More extensive efforts using versatile approaches and tools are needed to develop novel crop varieties with better tolerance against heavy metals. Recent advances in genomics, transcriptomics, metabolomics, and proteomics have aided the identification and characterization of genes regulating heavy metal uptake, accumulation, and different molecular mechanisms providing tolerance. Such genes can be exploited for the development of heavy metal tolerant crop varieties (Singh et al., 2016).

Aquaporins (AQPs) are one of the prime candidates thought to play a critical role in heavy metal stress tolerance (Przedpelska-Wasowicz and Wierzbicka, 2011, Shivaraj et al., 2019). The prime discovery of AQPs by Peter Agre and his colleagues leads a path to study the role of AQPs in physiological processes such as biotic and abiotic stress including heavy metal stress in plants (Johansson et al., 2000, Preston and Agre, 1991, Preston et al., 1992, Tyerman et al., 1999). Aquaporins are channel forming transmembrane proteins that allow the passage of water molecules and other small solutes across the bio-membranes. Aquaporins are mostly homo-tetramers of four identical subunits, with each subunit having a typical six membrane-spanning helices (H1 - H6) intertwined with five loops (A - E). Solute transport through the AQPs is tightly regulated and has a great level of solute specificity. The selective permeability of AQPs is regulated by two constrictions which include, conserved NPA (asparagine-proline-alanine) motifs present at loop B and loop E and aromatic arginine selectivity filter (ar/R) comprises of four amino acids residues on H2, H5, LE1, and LE2. Based on the sequence similarity and the subcellular localization, the AQP family in higher plants have been further classified into five subfamilies namely, plasma membrane intrinsic proteins (PIPs), the tonoplast intrinsic proteins (TIPs), the nodulin26-like intrinsic proteins (NIPs), the small basic intrinsic proteins (SIPs) and the uncategorized intrinsic proteins (XIPs) (Chaumont et al., 2001, Johanson et al., 2001, Kaldenhoff and Fischer, 2006, Quigley et al., 2001).

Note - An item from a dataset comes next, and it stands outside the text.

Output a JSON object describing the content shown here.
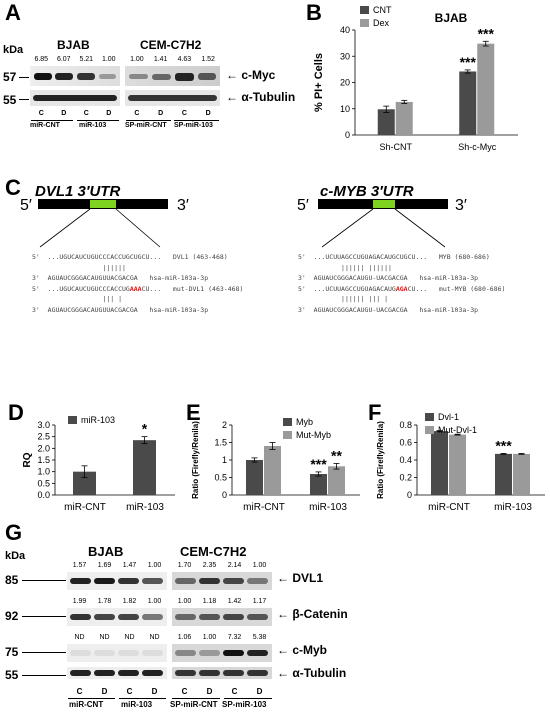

In the present article, we have discussed the uptake and transport of water and other solutes by AQPs under heavy metal stress. Emphasis is given on studies suggesting a role of AQPs in improving plant resilience under stress. Defining the solute specificity, gating mechanism, transcriptional, and post-translational regulation of AQPs will provide an opportunity to make desired genetic manipulations enhancing stress tolerance. A better understanding of the AQP transport system will help to accelerate translational research required to engineer stress-tolerant crop varieties. In this regard, recent technological advancements for studying AQPs have been described in detail. In addition, efficient exploration of approaches like transgenic development and genome editing to achieve desired manipulations are discussed. The review addresses the present understanding of AQPs, knowledge gaps, and opportunities for translational research. Providing a whole picture of the different aspects of AQPs that can be utilized for the production of superior designer crops is the major objective of this review.